Abstract
Certain phytoplankton species can produce potent toxins that can raise health concerns, especially if these species proliferate in water sources. Furthermore, phytoplankton can drastically and rapidly multiply their population in water, increasing the possibility of dangerous contamination. Nowadays, preventive water analyses related to phytoplankton are routinely and manually performed by the experts. These methods have major limitations in terms of reliability and repeatability as well as throughput due to their complexity and length. Therefore, the automatization of these tasks is particularly desirable to lower the workload of the experts and ease the whole process of potability analysis. Previous state of the art works can segment and classify phytoplankton from conventional microscopy images of multiple specimens. However, they require classical image features, which need ad-hoc feature engineering, a complex and lengthy process. Thus, employing novel deep learning-based deep features is highly desirable as it would improve the flexibility of the methods. In this manuscript, we present a study regarding the performance of different pre-trained deep neural networks for the extraction of deep features in order to identify and classify phytoplankton. The experimental results are satisfactory as we improve the performance of the state of the art approaches. Furthermore, as we eliminate the need for classical image features, we improve the adaptability of the methods.

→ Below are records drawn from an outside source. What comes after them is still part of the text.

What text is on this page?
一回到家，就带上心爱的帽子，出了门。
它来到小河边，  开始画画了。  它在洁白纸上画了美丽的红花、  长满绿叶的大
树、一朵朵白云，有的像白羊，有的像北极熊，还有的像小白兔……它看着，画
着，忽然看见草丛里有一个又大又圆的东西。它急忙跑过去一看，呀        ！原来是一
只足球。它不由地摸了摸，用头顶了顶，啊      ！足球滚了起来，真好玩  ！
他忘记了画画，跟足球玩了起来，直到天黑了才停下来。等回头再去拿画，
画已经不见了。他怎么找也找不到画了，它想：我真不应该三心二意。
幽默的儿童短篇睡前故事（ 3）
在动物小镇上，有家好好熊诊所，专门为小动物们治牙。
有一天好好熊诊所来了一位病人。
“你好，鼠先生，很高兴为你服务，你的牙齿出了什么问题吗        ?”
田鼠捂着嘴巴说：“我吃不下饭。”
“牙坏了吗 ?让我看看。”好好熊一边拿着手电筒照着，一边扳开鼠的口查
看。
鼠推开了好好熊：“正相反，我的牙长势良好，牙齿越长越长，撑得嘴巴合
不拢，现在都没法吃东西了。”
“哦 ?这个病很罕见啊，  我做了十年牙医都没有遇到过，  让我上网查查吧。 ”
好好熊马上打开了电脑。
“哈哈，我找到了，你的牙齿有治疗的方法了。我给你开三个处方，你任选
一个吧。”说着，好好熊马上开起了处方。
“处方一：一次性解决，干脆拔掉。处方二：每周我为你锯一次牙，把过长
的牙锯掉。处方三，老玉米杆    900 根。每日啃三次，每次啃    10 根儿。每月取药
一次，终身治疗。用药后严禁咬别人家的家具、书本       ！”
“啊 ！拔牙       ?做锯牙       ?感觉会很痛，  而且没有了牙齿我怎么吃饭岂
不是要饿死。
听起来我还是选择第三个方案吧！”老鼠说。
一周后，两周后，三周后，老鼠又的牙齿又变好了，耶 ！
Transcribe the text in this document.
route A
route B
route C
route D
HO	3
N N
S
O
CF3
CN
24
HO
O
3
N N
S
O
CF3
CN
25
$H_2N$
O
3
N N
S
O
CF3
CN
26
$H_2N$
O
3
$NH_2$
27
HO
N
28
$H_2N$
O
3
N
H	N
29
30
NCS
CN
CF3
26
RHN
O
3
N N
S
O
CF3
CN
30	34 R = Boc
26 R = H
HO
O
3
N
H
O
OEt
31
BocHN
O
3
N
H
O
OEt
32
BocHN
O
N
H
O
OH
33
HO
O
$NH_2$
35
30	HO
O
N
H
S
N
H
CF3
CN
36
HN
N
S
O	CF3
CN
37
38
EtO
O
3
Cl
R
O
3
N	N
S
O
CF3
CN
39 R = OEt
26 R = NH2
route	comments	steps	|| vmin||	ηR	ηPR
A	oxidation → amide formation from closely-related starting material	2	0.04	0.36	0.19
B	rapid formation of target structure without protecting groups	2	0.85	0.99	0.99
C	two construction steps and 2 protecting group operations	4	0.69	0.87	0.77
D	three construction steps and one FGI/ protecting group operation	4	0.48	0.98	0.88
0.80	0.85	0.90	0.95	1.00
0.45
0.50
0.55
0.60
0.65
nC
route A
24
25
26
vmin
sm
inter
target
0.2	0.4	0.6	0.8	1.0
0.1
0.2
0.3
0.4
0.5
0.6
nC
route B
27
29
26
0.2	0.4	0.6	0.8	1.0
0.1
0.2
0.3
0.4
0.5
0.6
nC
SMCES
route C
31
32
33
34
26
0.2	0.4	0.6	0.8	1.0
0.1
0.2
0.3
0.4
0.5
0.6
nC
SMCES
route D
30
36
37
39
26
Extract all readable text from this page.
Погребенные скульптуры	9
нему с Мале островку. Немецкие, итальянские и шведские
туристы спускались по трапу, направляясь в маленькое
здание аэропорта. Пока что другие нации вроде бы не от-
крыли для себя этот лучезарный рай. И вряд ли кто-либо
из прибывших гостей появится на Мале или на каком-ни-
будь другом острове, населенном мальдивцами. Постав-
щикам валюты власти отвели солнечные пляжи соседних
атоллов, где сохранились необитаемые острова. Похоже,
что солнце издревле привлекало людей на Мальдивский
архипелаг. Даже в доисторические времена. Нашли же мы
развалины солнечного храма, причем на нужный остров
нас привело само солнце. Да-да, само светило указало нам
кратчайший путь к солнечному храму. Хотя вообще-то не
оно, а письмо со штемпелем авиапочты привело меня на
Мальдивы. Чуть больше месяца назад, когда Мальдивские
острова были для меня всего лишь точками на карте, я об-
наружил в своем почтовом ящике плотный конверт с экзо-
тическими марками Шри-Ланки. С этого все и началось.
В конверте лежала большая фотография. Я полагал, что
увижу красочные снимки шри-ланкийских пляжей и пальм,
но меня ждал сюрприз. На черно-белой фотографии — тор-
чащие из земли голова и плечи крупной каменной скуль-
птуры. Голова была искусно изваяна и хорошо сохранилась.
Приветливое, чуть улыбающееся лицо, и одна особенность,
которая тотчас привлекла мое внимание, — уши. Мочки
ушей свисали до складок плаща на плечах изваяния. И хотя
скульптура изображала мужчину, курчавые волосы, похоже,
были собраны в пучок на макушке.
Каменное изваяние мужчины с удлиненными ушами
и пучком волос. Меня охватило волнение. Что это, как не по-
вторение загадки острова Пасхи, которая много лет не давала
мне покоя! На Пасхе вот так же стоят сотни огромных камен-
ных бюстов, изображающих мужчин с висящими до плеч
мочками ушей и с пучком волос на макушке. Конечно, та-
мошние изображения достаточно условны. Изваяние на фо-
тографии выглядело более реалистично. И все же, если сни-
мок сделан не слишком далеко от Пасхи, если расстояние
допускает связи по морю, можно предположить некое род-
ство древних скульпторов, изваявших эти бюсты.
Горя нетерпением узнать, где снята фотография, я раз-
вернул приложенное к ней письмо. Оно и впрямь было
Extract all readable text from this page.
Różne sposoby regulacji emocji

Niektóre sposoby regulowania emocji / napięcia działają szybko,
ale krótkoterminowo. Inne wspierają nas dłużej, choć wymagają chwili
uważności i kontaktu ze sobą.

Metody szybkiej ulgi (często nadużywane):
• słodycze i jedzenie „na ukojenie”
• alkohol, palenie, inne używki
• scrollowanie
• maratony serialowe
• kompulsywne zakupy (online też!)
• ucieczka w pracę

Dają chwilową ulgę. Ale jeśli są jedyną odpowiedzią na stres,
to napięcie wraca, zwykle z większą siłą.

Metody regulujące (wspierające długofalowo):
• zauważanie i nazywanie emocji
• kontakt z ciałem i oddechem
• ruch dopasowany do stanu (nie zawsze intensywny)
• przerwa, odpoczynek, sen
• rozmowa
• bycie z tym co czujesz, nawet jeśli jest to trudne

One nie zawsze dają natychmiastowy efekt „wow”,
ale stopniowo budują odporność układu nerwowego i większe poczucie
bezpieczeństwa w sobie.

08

This research was funded by Consellería de Cultura, Educación e Universidade, Xunta de Galicia through the predoctoral grants contract ref. ED481A 2021/147 and ref. ED481A 2021/140 and Grupos de Referencia Competitiva, grant ref. ED431C 2020/24; CITIC, Centro de Investigación de Galicia ref. ED431G 2019/01, receives financial support from Consellería de Educación, Universidade e Formación Profesional, Xunta de Galicia, through the ERDF (80%) and Secretaría Xeral de Universidades (20%).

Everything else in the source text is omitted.